Socrate put his hands to his head, as if to say: “Can one be such a fool!”

“But, really,” he said aloud, “since you love him so much, why do you not use the weapons you have to bring him back to you?”

“Weapons!”

“His letters!”

“You are a miserable fellow! See—here are his letters!” And Helia took from her breast a few yellowed envelopes. “They might, indeed, fall into the hands of a wretch like you.” And opening them, she tore the pages in small pieces.

“But there’s a fortune in them for you!” gasped Socrate. “You don’t know what you are doing!”

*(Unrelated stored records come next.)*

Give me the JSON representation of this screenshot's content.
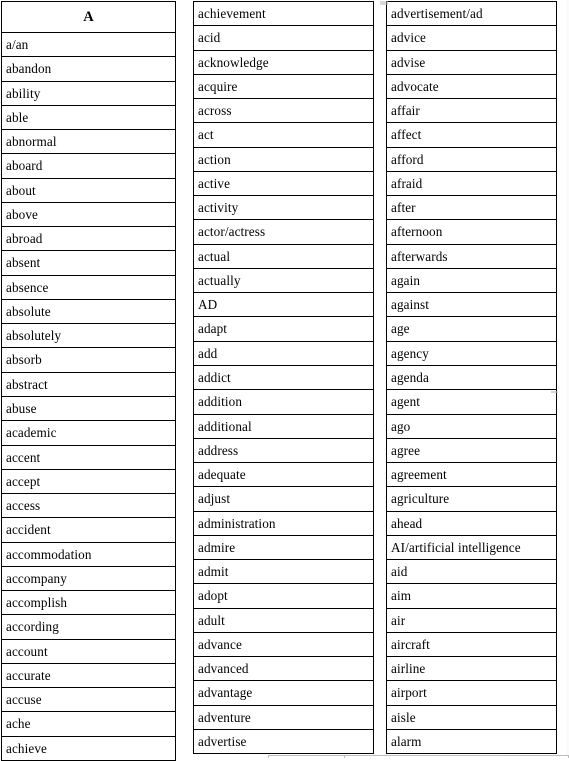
{
  "document": {
    "title": "Vocabulary Word List — Letter A",
    "letter_heading": "A",
    "background_color": "#ffffff",
    "text_color": "#000000",
    "border_color": "#000000"
  },
  "columns": [
    {
      "id": "col-1",
      "has_header": true,
      "header": "A",
      "words": [
        "a/an",
        "abandon",
        "ability",
        "able",
        "abnormal",
        "aboard",
        "about",
        "above",
        "abroad",
        "absent",
        "absence",
        "absolute",
        "absolutely",
        "absorb",
        "abstract",
        "abuse",
        "academic",
        "accent",
        "accept",
        "access",
        "accident",
        "accommodation",
        "accompany",
        "accomplish",
        "according",
        "account",
        "accurate",
        "accuse",
        "ache",
        "achieve"
      ]
    },
    {
      "id": "col-2",
      "has_header": false,
      "header": "",
      "words": [
        "achievement",
        "acid",
        "acknowledge",
        "acquire",
        "across",
        "act",
        "action",
        "active",
        "activity",
        "actor/actress",
        "actual",
        "actually",
        "AD",
        "adapt",
        "add",
        "addict",
        "addition",
        "additional",
        "address",
        "adequate",
        "adjust",
        "administration",
        "admire",
        "admit",
        "adopt",
        "adult",
        "advance",
        "advanced",
        "advantage",
        "adventure",
        "advertise"
      ]
    },
    {
      "id": "col-3",
      "has_header": false,
      "header": "",
      "words": [
        "advertisement/ad",
        "advice",
        "advise",
        "advocate",
        "affair",
        "affect",
        "afford",
        "afraid",
        "after",
        "afternoon",
        "afterwards",
        "again",
        "against",
        "age",
        "agency",
        "agenda",
        "agent",
        "ago",
        "agree",
        "agreement",
        "agriculture",
        "ahead",
        "AI/artificial intelligence",
        "aid",
        "aim",
        "air",
        "aircraft",
        "airline",
        "airport",
        "aisle",
        "alarm"
      ]
    }
  ]
}
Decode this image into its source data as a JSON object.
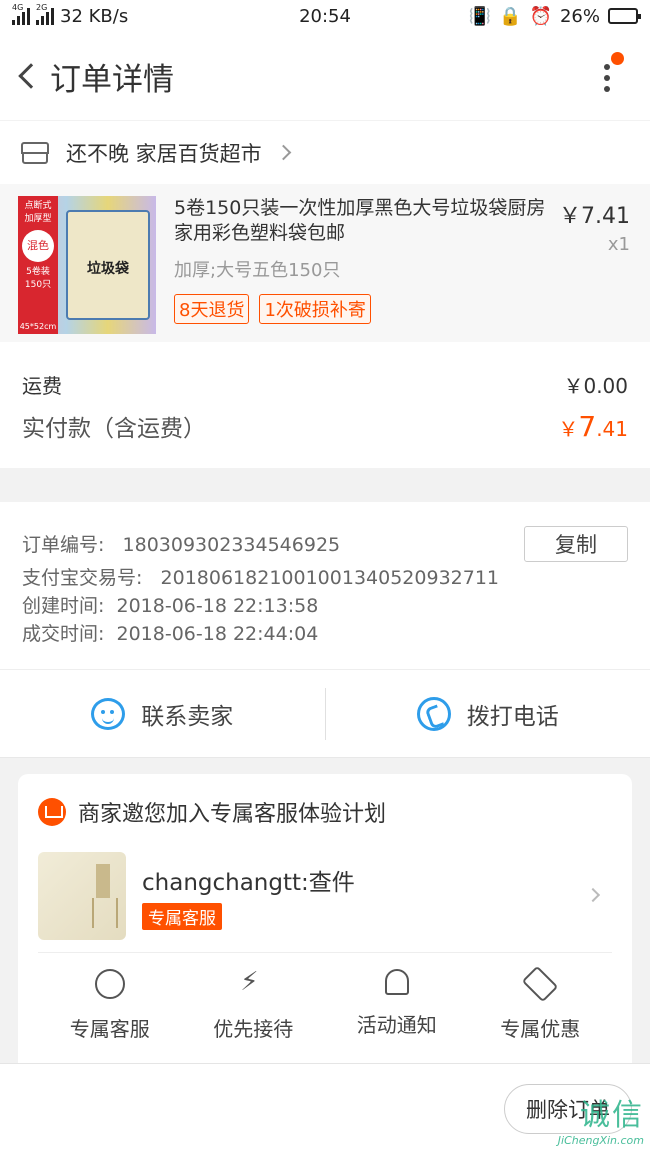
{
  "status": {
    "net_speed": "32 KB/s",
    "time": "20:54",
    "battery": "26%",
    "battery_level": 0.26,
    "sig1": "4G",
    "sig2": "2G"
  },
  "header": {
    "title": "订单详情"
  },
  "store": {
    "name": "还不晚 家居百货超市"
  },
  "product": {
    "title": "5卷150只装一次性加厚黑色大号垃圾袋厨房家用彩色塑料袋包邮",
    "sku": "加厚;大号五色150只",
    "price": "￥7.41",
    "qty": "x1",
    "tags": [
      "8天退货",
      "1次破损补寄"
    ],
    "thumb_texts": [
      "点断式",
      "加厚型",
      "混色",
      "5卷装",
      "150只",
      "45*52cm",
      "垃圾袋"
    ]
  },
  "fees": {
    "shipping_label": "运费",
    "shipping_value": "￥0.00",
    "total_label": "实付款（含运费）",
    "total_currency": "￥",
    "total_int": "7",
    "total_dec": ".41"
  },
  "order": {
    "rows": [
      {
        "key": "订单编号:",
        "value": "180309302334546925"
      },
      {
        "key": "支付宝交易号:",
        "value": "2018061821001001340520932711"
      },
      {
        "key": "创建时间:",
        "value": "2018-06-18 22:13:58"
      },
      {
        "key": "成交时间:",
        "value": "2018-06-18 22:44:04"
      }
    ],
    "copy_label": "复制"
  },
  "contact": {
    "seller": "联系卖家",
    "call": "拨打电话"
  },
  "invite": {
    "title": "商家邀您加入专属客服体验计划",
    "user": "changchangtt:查件",
    "badge": "专属客服",
    "items": [
      "专属客服",
      "优先接待",
      "活动通知",
      "专属优惠"
    ]
  },
  "bottom": {
    "delete_label": "删除订单"
  },
  "watermark": {
    "line1": "诚信",
    "line2": "JiChengXin.com"
  },
  "colors": {
    "accent": "#ff5000",
    "blue": "#2e9dea"
  }
}
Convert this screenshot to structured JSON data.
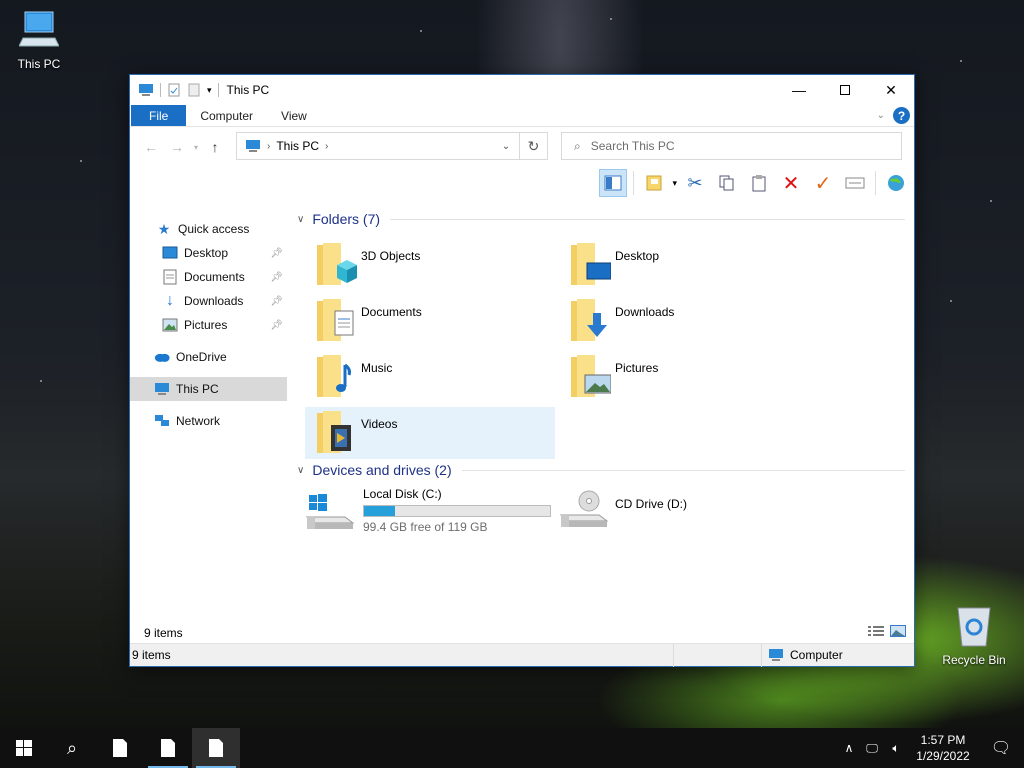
{
  "desktop": {
    "this_pc_label": "This PC",
    "recycle_bin_label": "Recycle Bin"
  },
  "window": {
    "title": "This PC",
    "ribbon_tabs": [
      {
        "label": "File"
      },
      {
        "label": "Computer"
      },
      {
        "label": "View"
      }
    ],
    "help_label": "?",
    "address": {
      "crumb": "This PC"
    },
    "search": {
      "placeholder": "Search This PC"
    },
    "nav": {
      "quick_access": "Quick access",
      "desktop": "Desktop",
      "documents": "Documents",
      "downloads": "Downloads",
      "pictures": "Pictures",
      "onedrive": "OneDrive",
      "this_pc": "This PC",
      "network": "Network"
    },
    "folders_header": "Folders (7)",
    "folders": [
      {
        "name": "3D Objects"
      },
      {
        "name": "Desktop"
      },
      {
        "name": "Documents"
      },
      {
        "name": "Downloads"
      },
      {
        "name": "Music"
      },
      {
        "name": "Pictures"
      },
      {
        "name": "Videos"
      }
    ],
    "devices_header": "Devices and drives (2)",
    "drives": [
      {
        "name": "Local Disk (C:)",
        "free_text": "99.4 GB free of 119 GB",
        "used_fraction": 0.165
      },
      {
        "name": "CD Drive (D:)"
      }
    ],
    "item_count": "9 items",
    "status_count": "9 items",
    "status_location": "Computer"
  },
  "taskbar": {
    "time": "1:57 PM",
    "date": "1/29/2022"
  },
  "colors": {
    "accent": "#1a6fc4",
    "selection": "#cce4f7",
    "drive_bar": "#26a0da",
    "section_header": "#1e3287"
  }
}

“There’s what I care for such a fortune!” said Helia; and she opened wide her hand. It might have been a flight of white butterflies. The light breeze scattered the fragments on every side. Some seemed to hesitate, as if issuing from a warm nest, and then mounted upward, whirling around in space. Others fell on the hedge. All these poor little things which had been promises of love, and held in themselves an entire youth, were scattered at once by a breath from heaven.

“Yet I loved them well,” she said. “Only it is better so.”

Then, speaking to Socrate, she added proudly: “I will not have him love me for fear,—I wish him to love me for love’s sake!”

Blushing for shame, she turned her back to Socrate, and walked away without a look behind. The man began following her. She turned back a last time, stopped him with an imperious gesture, and disappeared in the lane.

Socrate, in his fury, growled like a wolf. Phil saw him turn his head rapidly, to make sure there was no one near, and then put his hand quickly to his pocket, as if to take out a knife. But no doubt what he sought was not there; and his hand came forth empty—luckily for Socrate, since Phil would have leaped the hedge with a bound and fallen on him like a thunderbolt. Then Socrate disappeared among the trees with a furtive look.

Phil remained alone. He put everything in order, folding his things together, and went away. He felt a sort of embarrassment—a shame that made him hurry his footsteps as if to flee from himself.

Was Poufaille right? Phil passed his hand across his forehead. A thousand things came back to him now; a bright light was thrown on the abyss where his youth had perished. The flight of the white butterflies had been a seed of remembrance to him—the remembrance of the love of his boyhood. Had it been the romantic passion of an ignorant heart? No; there had been broken promises and contempt of oaths!

Well, even in such a case, drunken Poufaille had exaggerated; Helia was more reasonable. She must understand that it was impossible. She could not deceive herself to such a degree, nor keep on pursuing imaginations never to be realized. Her own words, “I shall believe it when he tells me so himself,” were a confession. She would submit to the inevitable. How was she going to take the final rupture? Phil, in his heart, trembled to think of it, but it had to be! He would tell her everything; he would take back the word he had given. He would speak to her, lowering his eyes, hunting for his words; low, as when one begs for forgiveness. Never mind, he would tell her! He would act as with a somnambulist, commanding: “Awake! it was a dream!”

Yes; Helia would understand, without need of insisting. They would part with a loyal shake of the hand, like the good friends they were, and would follow separate destinies.

Phil walked on, without looking behind, like one escaping. He felt easier in his mind. No, there was not such a tragedy in it all as Poufaille had led him to foresee. Things would go on simply, Phil mused within himself. For him it was the time of slanting sophisms which issue from the folds of the heart like crabs from under a rock. He was more sincere and manly when he put aside with a gesture all his anguish and uncertainty and, setting his jaw, lifted his head as he said to himself: “It is too late! Fate has willed it; all society would be on my side; they would say I was right. Even if Helia’s tears should flow, even if I should see in her eyes a mute malediction for the slayer of her illusions, I could do no otherwise; it is too late!”

Phil breathed deeply, as if his breast had been lightened of a heavy load. He looked around him with the air of a man to whom the future belongs.

Lowering his eyes, he saw upon his shoulder one of the poor little fragments of torn letters. Phil threw it from him with a snap of his finger.